The same gang is suspected in stealing more than $250,000 worth of bikes in two smash-and-grab robberies in the same week in February 2020 at Tony Strong’s Evergreen Bicycle Outfitters shop. Strong was glad to see the eight thieves arrested, but he’s still feeling the sting of losing 30 bikes in the first-ever robberies for the shop he has owned for more than 15 years.

He got reimbursed by insurance but then his policy costs climbed. And insurance for every bike-shop owner increases when insurers pay claims on theft, he said.

“The cost of doing business is already quite high and now it’s more expensive,” said Strong, who was left without bikes heading into the pandemic mess and subsequent supply-chain issues that left bike shops pining for new rides to meet spiking demand. “The long-term costs are sometimes overlooked in these situations.”

The owners of Guerrilla Gravity suspect the indicted eight were behind a failed smash-and-grab in the spring of 2020, when would-be thieves damaged a garage door at the bike maker’s shop but could not get inside.

One of several high-end mountain bikes stolen from the showroom of Guerrilla Gravity in early November ended up for sale on the Facebook page of Alexander’s Bikes in Juarez, Mexico. (Provided by BikeIndex.com, via The Colorado Sun)

But the thieves who struck Guerrilla Gravity’s new location on South Broadway in November, “they really knew what they were doing,” said Rebekah Giaraffa, whose husband, Matt Giaraffa, co-founded the mountain bike company a decade ago.

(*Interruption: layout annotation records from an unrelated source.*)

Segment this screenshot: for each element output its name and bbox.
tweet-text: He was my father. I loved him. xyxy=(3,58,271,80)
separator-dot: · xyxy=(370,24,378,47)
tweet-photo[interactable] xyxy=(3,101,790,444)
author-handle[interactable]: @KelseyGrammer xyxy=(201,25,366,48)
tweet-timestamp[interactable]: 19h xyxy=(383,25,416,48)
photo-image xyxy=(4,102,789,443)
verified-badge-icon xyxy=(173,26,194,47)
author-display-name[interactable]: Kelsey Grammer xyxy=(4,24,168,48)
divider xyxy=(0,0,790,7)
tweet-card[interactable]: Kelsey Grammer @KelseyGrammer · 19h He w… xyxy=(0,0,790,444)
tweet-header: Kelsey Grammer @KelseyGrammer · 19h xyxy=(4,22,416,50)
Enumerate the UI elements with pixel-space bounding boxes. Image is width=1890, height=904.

The bike thieves on Nov. 9 did little damage and targeted only the highest-end bikes on the shop’s showroom floor. They took seven bikes. By Nov. 26, Hance found them on Alexander’s Bikes’ Facebook page.

Denver police told the Guerrilla Gravity team there was little they could do when the bikes ended up in Mexico.

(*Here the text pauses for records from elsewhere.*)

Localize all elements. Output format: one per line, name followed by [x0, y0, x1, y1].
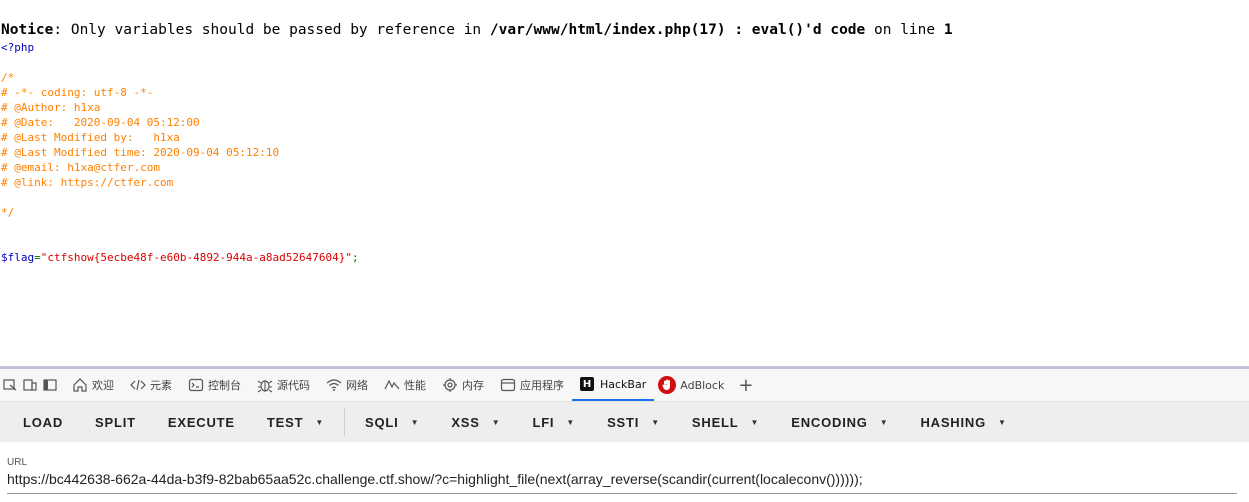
- flag-equals: =: [34, 251, 41, 264]
- caret-down-icon: ▼: [998, 417, 1007, 427]
- notice-message: : Only variables should be passed by ref…: [53, 22, 490, 38]
- tab-adblock-label: AdBlock: [680, 378, 725, 392]
- notice-label: Notice: [1, 22, 54, 38]
- caret-down-icon: ▼: [491, 417, 501, 427]
- sqli-dropdown-label: SQLI: [365, 414, 399, 430]
- comment-line: */: [1, 206, 15, 219]
- wifi-icon: [326, 377, 342, 393]
- code-icon: [130, 377, 146, 393]
- encoding-dropdown-label: ENCODING: [791, 414, 868, 430]
- split-button[interactable]: SPLIT: [79, 402, 152, 442]
- adblock-icon: [658, 376, 677, 394]
- caret-down-icon: ▼: [879, 417, 889, 427]
- hackbar-icon: H: [580, 377, 594, 391]
- toolbar-divider: [344, 408, 346, 436]
- tab-welcome[interactable]: 欢迎: [64, 369, 122, 401]
- tab-sources[interactable]: 源代码: [249, 369, 318, 401]
- tab-application-label: 应用程序: [520, 379, 564, 392]
- tab-elements[interactable]: 元素: [122, 369, 180, 401]
- php-open-tag: <?php: [1, 41, 35, 54]
- comment-line: /*: [1, 71, 15, 84]
- url-input[interactable]: https://bc442638-662a-44da-b3f9-82bab65a…: [7, 471, 1237, 494]
- comment-line: # @link: https://ctfer.com: [1, 176, 174, 189]
- console-icon: [188, 377, 204, 393]
- tab-sources-label: 源代码: [277, 379, 310, 392]
- notice-path: /var/www/html/index.php(17) : eval()'d c…: [489, 22, 866, 38]
- dock-side-icon[interactable]: [42, 377, 58, 393]
- lfi-dropdown-label: LFI: [532, 414, 555, 430]
- ssti-dropdown[interactable]: SSTI ▼: [591, 402, 676, 442]
- add-tab-button[interactable]: +: [732, 369, 759, 401]
- php-output-page: Notice: Only variables should be passed …: [0, 0, 1249, 368]
- flag-value: "ctfshow{5ecbe48f-e60b-4892-944a-a8ad526…: [40, 251, 353, 264]
- tab-elements-label: 元素: [150, 379, 172, 392]
- xss-dropdown[interactable]: XSS ▼: [435, 402, 516, 442]
- bug-icon: [257, 377, 273, 393]
- hashing-dropdown[interactable]: HASHING ▼: [904, 402, 1022, 442]
- device-toolbar-toggle[interactable]: [0, 369, 64, 401]
- shell-dropdown-label: SHELL: [691, 414, 739, 430]
- device-icon[interactable]: [22, 377, 38, 393]
- hashing-dropdown-label: HASHING: [920, 414, 986, 430]
- devtools-tab-bar: 欢迎 元素 控制台 源代码 网络 性能 内存 应用程序 H HackBar AdB…: [0, 369, 1249, 402]
- tab-application[interactable]: 应用程序: [492, 369, 572, 401]
- notice-on-line: on line: [865, 22, 944, 38]
- flag-variable: $flag: [1, 251, 35, 264]
- shell-dropdown[interactable]: SHELL ▼: [676, 402, 775, 442]
- caret-down-icon: ▼: [651, 417, 660, 427]
- performance-icon: [384, 377, 400, 393]
- tab-performance[interactable]: 性能: [376, 369, 434, 401]
- php-notice: Notice: Only variables should be passed …: [1, 22, 953, 38]
- flag-line: $flag="ctfshow{5ecbe48f-e60b-4892-944a-a…: [1, 250, 359, 265]
- tab-welcome-label: 欢迎: [92, 379, 114, 392]
- tab-console-label: 控制台: [208, 379, 241, 392]
- ssti-dropdown-label: SSTI: [607, 414, 640, 430]
- comment-line: # @Date: 2020-09-04 05:12:00: [1, 116, 200, 129]
- tab-memory[interactable]: 内存: [434, 369, 492, 401]
- comment-line: # @email: h1xa@ctfer.com: [1, 161, 160, 174]
- tab-network[interactable]: 网络: [318, 369, 376, 401]
- tab-hackbar-label: HackBar: [600, 377, 647, 391]
- url-field-container: URL https://bc442638-662a-44da-b3f9-82ba…: [0, 442, 1249, 502]
- comment-line: # -*- coding: utf-8 -*-: [1, 86, 154, 99]
- encoding-dropdown[interactable]: ENCODING ▼: [775, 402, 904, 442]
- home-icon: [72, 377, 88, 393]
- comment-line: # @Last Modified time: 2020-09-04 05:12:…: [1, 146, 280, 159]
- tab-network-label: 网络: [346, 379, 368, 392]
- inspect-icon[interactable]: [2, 377, 18, 393]
- tab-hackbar[interactable]: H HackBar: [572, 369, 655, 401]
- caret-down-icon: ▼: [315, 417, 325, 427]
- tab-performance-label: 性能: [404, 379, 426, 392]
- sqli-dropdown[interactable]: SQLI ▼: [349, 402, 435, 442]
- execute-button[interactable]: EXECUTE: [152, 402, 251, 442]
- url-label: URL: [7, 457, 28, 468]
- tab-console[interactable]: 控制台: [180, 369, 249, 401]
- flag-semicolon: ;: [352, 251, 359, 264]
- lfi-dropdown[interactable]: LFI ▼: [516, 402, 591, 442]
- comment-line: # @Last Modified by: h1xa: [1, 131, 180, 144]
- test-dropdown-label: TEST: [266, 414, 304, 430]
- caret-down-icon: ▼: [750, 417, 760, 427]
- memory-icon: [442, 377, 458, 393]
- comment-line: # @Author: h1xa: [1, 101, 101, 114]
- caret-down-icon: ▼: [410, 417, 420, 427]
- xss-dropdown-label: XSS: [451, 414, 480, 430]
- caret-down-icon: ▼: [566, 417, 576, 427]
- load-button[interactable]: LOAD: [0, 402, 79, 442]
- notice-line-number: 1: [943, 22, 953, 38]
- test-dropdown[interactable]: TEST ▼: [251, 402, 340, 442]
- hackbar-toolbar: LOAD SPLIT EXECUTE TEST ▼ SQLI ▼ XSS ▼ LFI ▼…: [0, 402, 1249, 442]
- tab-memory-label: 内存: [462, 379, 484, 392]
- application-icon: [500, 377, 516, 393]
- tab-adblock[interactable]: AdBlock: [654, 369, 732, 401]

Surveillance video shows the robbers moving efficiently through a pried-open window.

“They knew what they wanted. I think this is a bigger problem than law enforcement has the time and resources to handle,” Giaraffa said. “I think this ring is much bigger than what local police can handle.”

Helfrich, whose bike was stolen in Westminster, said she’s amazed at Hance’s investigative work and dedication. He not only recognized that the seller was likely fencing stolen bikes but he was able to track down dozens of owners. Unless someone buys that bike, recognizes it’s stolen and finds her, she’s not likely to ever see that Grimsley again.

“I guess I’m glad to see that our bike is enjoying Mexico as much as we would if we were there ourselves,” she said.